What skills, experiences or qualifications do you have that make you believe you would make a competent member of the board?
Nothing really prepares you for what a difficult job this can be, and I think the best experience for me has been to just sit down and do it for three years. I didn’t really come to the table with much more than a willingness to learn and from the perspective of a working parent. I think I’m good at listening to my colleagues and trying to see things from their points of view. Really one of the hardest things about this is that you’re on a board with six other people — seven, really, because the superintendent, of course, works very closely with the board — and everyone has their own opinions and ideas and things that are important to them. Somehow you all have to find common ground if you want to accomplish anything. And it’s often a difficult road to get there. You need to keep an open mind and to respect everyone’s view, even if you don’t agree.
What do you see as the top three challenges facing the New Paltz Central School District?
First, our district, along with most other districts in New York, has been underfunded for going on six years now. Since 2009, we’ve lost $11 million in funding from the Gap Elimination Adjustment alone. Our foundation aid has also been cut, and the tax cap makes it impossible to make up the loss — even if it were fair that the burden was shifted to the local property tax.
So that’s our biggest challenge. How can we maintain our educational programs, and all the other things we offer like athletics, arts and music, and keep our class sizes down, when we’re getting less and less state aid?
So far we’ve managed to avoid deep cuts to the program by using our fund balance, cutting staff, looking creatively at things like transportation and entering into shared service agreements with other districts. But we can only get by on shoestrings for so long. Our fund balance is exhausted, and we’ve cut over 50 staff positions in the last five years or so.

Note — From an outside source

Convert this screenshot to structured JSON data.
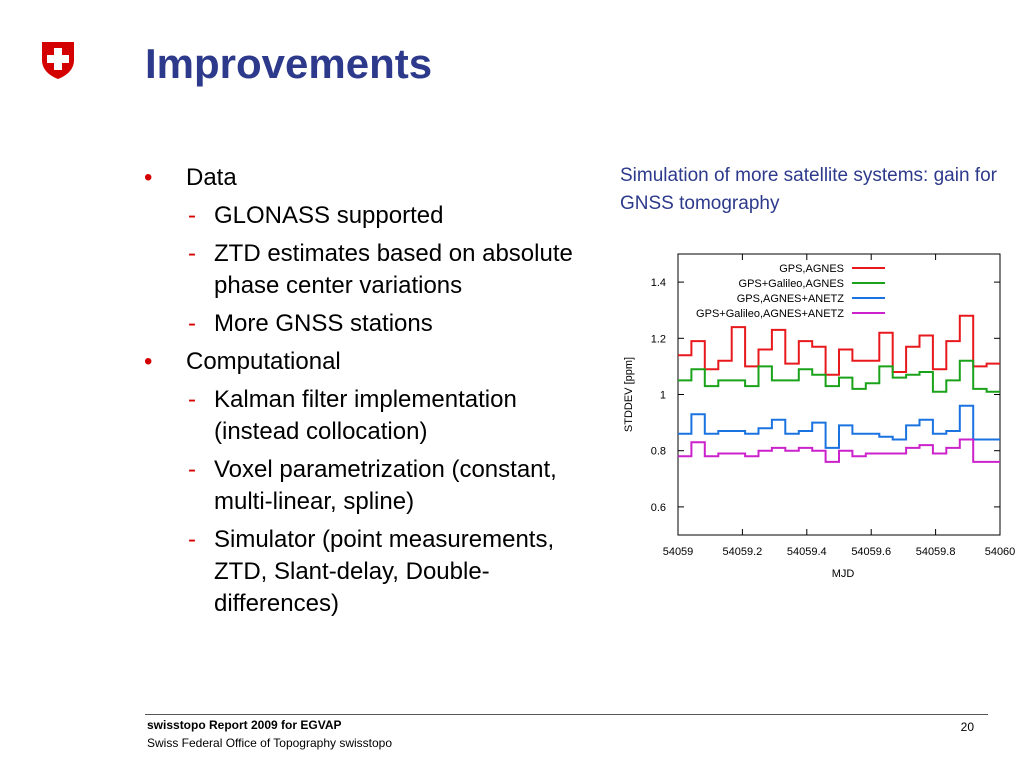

We need to keep looking at everything from new angles and just finding a way to make it work for as long as we can, and hope the state will restore our funding next year.
The second challenge is the capital project. Now that the voters have approved it, the real work will start, and we have to make sure that everything goes smoothly. Most of the oversight will be the work of the Facilities Committee, and they’ll come to the Board of Education on a monthly basis with reports on progress and any problems or challenges that arise.
I have full faith in Tetra Tech, the architectural firm we’ve hired to do the work, and nothing but confidence in Luis Rodriguez from The Palombo Group, our construction manager. We’ll all be working closely together to ensure that it’s all done right, and on time, safely and with minimal disruption to our students.
The third challenge we’re facing is sort of wrapped up in the first challenge and that’s a loss of local control. State mandates for test-driven teacher evaluation are eating away at our administration and teachers’ ability to educate in a way they feel is appropriate for our kids.
Preparation for the tests takes up valuable instruction time, time that our students should be spending on learning. Instead, they’re spending it on meaningless tests that our teachers don’t even get to grade or use to help inform their lessons.
We are required by law to administer these tests and yet they’re useless. This is what the state is spending money on that should be funding our schools. It’s extremely frustrating.
If re-elected, what would be your top three priorities?
The biggest single job ahead will be keeping the capital project work moving toward completion.
That said, there is a lot of good work the board has begun in the last three years that I’d like to see continued and expanded. Particularly, we’ve worked hard to bring the challenges we face into the public eye, and have taken on an active role in advocating at the state level for our students and our taxpayers.
The resolutions and position papers we’ve adopted on big issues like testing and PILOT agreements have gotten a lot of notice.